Two girls embracing. One with black hair in short braids looks at the other girl, a blonde who looks at us, with a heavy-lidded gaze.It has been a while since we discussed this series. In 2021, I read and guest reviewer Mariko Shinobu reviewed Kaijuu-iro Shima, a mood, folkloric story that takes place on a small island of the Japanese archipelago in which two young women meet and their pasts and present merge.

This year I had the chance to review Monster-Colored Island, Volume 1 for ANN’s Fall manga guide and was interested once again in this tone-poem of a Yuri manga.

Kon is an island resident who has spent her life alone. Mostly invisible to the other residents, and rejected by the few other children, she lives an “othered” life from the rest of the community. When outsider Furuka shows up, they instantly connect, although neither really knows why. We don’t get much detail in this volume – we don’t really know whether the island’s monster exists, or is Kon is, as she seems to be, the sacrifice to it, or if it is all symbolic. But it doesn’t truly matter, as we do learn that Furuka and Kon have always known they were different from everyone around them in ways that many queer readers will understand and resonate to. 

There are some odd handwaves, especially Furuka and Kon “forgetting” how intimate they were, but these plot contrivances serve to heighten the mystery of these two girls and their meeting. It all feels very fated, and possibly more complicated than they know. 

I called this a tone poem of a manga. Yes, there is a story, but each scene is more evocative or a feeling, a sensation, rather than telling a linear tale. If you’re enjoying the heavy emotional impact of This Monster Wants To Eat Me, you might find this story to be similar in feel, if not in depth.

Ratings: 

Art – 8
Story  – 8
Characters – 7 
Service – There is, yes
Yuri – 9

Overall – 8

I’m interested to see if this story goes somewhere specific or not.

Thank you to Yen Press and ANN for the review copy for this!

One Response

  1. dm says:

    I bought the first volume of this series on the strength of your ANN review, and agree with the bulk of what you say here. The series is a bit of a relief after *This monster wants to eat me*. Maybe.

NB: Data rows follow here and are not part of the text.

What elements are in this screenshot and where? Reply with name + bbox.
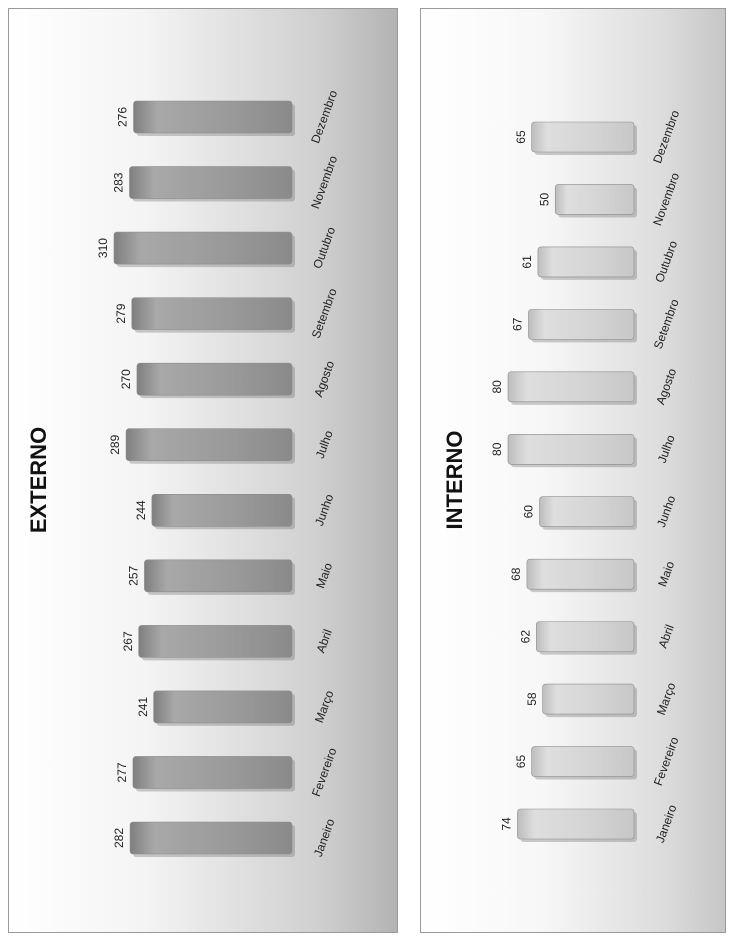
value-label-interno-2: 58	[525, 692, 539, 706]
bar-interno-11	[531, 121, 635, 153]
category-label-externo-8: Setembro	[309, 286, 340, 340]
value-label-interno-3: 62	[519, 630, 533, 644]
value-label-externo-8: 279	[114, 303, 128, 323]
value-label-externo-1: 277	[115, 762, 129, 782]
value-label-externo-6: 289	[108, 434, 122, 454]
value-label-interno-1: 65	[514, 755, 528, 769]
value-label-externo-4: 257	[127, 565, 141, 585]
category-label-externo-2: Março	[312, 688, 337, 724]
value-label-interno-5: 60	[522, 505, 536, 519]
category-label-interno-5: Junho	[654, 493, 678, 529]
bar-interno-10	[554, 184, 635, 215]
value-label-externo-3: 267	[121, 631, 135, 651]
value-label-interno-11: 65	[514, 130, 528, 144]
category-label-externo-5: Junho	[312, 492, 336, 528]
category-label-interno-9: Outubro	[652, 239, 680, 285]
value-label-externo-7: 270	[119, 369, 133, 389]
category-label-interno-8: Setembro	[651, 297, 682, 351]
category-label-interno-1: Fevereiro	[651, 735, 682, 788]
bar-interno-9	[537, 246, 635, 278]
bar-externo-0	[129, 821, 293, 855]
bar-interno-3	[536, 621, 635, 652]
bar-externo-8	[131, 297, 293, 330]
value-label-interno-0: 74	[500, 817, 514, 831]
value-label-externo-5: 244	[134, 500, 148, 520]
bar-interno-7	[507, 371, 635, 403]
value-label-externo-11: 276	[116, 107, 130, 127]
chart-title-externo: EXTERNO	[26, 427, 51, 533]
bar-interno-0	[517, 808, 635, 840]
category-label-externo-9: Outubro	[310, 225, 338, 271]
value-label-interno-7: 80	[490, 380, 504, 394]
bar-externo-5	[151, 493, 293, 527]
category-label-externo-6: Julho	[313, 428, 336, 460]
value-label-externo-0: 282	[112, 828, 126, 848]
bar-interno-5	[539, 496, 635, 528]
category-label-externo-10: Novembro	[308, 154, 340, 211]
value-label-interno-10: 50	[537, 192, 551, 206]
category-label-interno-0: Janeiro	[653, 803, 680, 845]
bars-externo: 282 Janeiro 277 Fevereiro 241 Março 267 Abril 25…	[96, 88, 340, 859]
category-label-externo-1: Fevereiro	[309, 746, 340, 799]
category-label-interno-7: Agosto	[653, 366, 679, 406]
value-label-externo-9: 310	[96, 238, 110, 258]
category-label-externo-0: Janeiro	[311, 817, 338, 859]
bar-interno-4	[526, 558, 635, 590]
bar-externo-3	[138, 625, 293, 658]
category-label-interno-10: Novembro	[650, 170, 682, 227]
bar-externo-6	[125, 428, 293, 462]
category-label-externo-11: Dezembro	[308, 88, 340, 145]
bar-externo-2	[153, 690, 293, 724]
bar-interno-8	[528, 309, 635, 340]
value-label-externo-2: 241	[136, 697, 150, 717]
bars-interno: 74 Janeiro 65 Fevereiro 58 Março 62 Abril 68 Maio…	[490, 108, 682, 845]
category-label-interno-6: Julho	[655, 433, 678, 465]
value-label-interno-8: 67	[511, 317, 525, 331]
category-label-externo-4: Maio	[313, 561, 335, 591]
category-label-interno-3: Abril	[656, 623, 677, 650]
bar-externo-4	[144, 559, 293, 593]
category-label-interno-2: Março	[654, 680, 679, 716]
value-label-externo-10: 283	[112, 172, 126, 192]
chart-panel-interno	[420, 8, 726, 933]
value-label-interno-6: 80	[490, 442, 504, 456]
bar-externo-7	[136, 362, 293, 396]
category-label-externo-7: Agosto	[311, 359, 337, 399]
bar-externo-9	[113, 231, 293, 265]
value-label-interno-9: 61	[520, 255, 534, 269]
bar-externo-1	[132, 756, 293, 789]
bar-externo-10	[129, 166, 293, 199]
bar-interno-1	[531, 746, 635, 777]
category-label-externo-3: Abril	[314, 627, 335, 654]
bar-externo-11	[133, 100, 293, 134]
value-label-interno-4: 68	[509, 567, 523, 581]
chart-title-interno: INTERNO	[442, 431, 467, 530]
category-label-interno-11: Dezembro	[650, 108, 682, 165]
bar-interno-6	[507, 433, 635, 465]
bar-interno-2	[542, 683, 635, 715]
category-label-interno-4: Maio	[655, 559, 677, 589]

    The dialogue is spare, and in Japanese it’s largely in hiragana with extensive furigana — a pretty quick read. I’m saying this, because I was too impatient to wait for Yen Press to release the next volume, and I got it from Bookwalker.

    The second volume gets more complicated, with the involvement of more characters — Furuka’s aunt may have a connection to the island kaiju much like Kon, making the meeting betwen Kon and Furuka yet more fated.

    Now I am impatient for volume three, as are, I expect, many Japanese fans.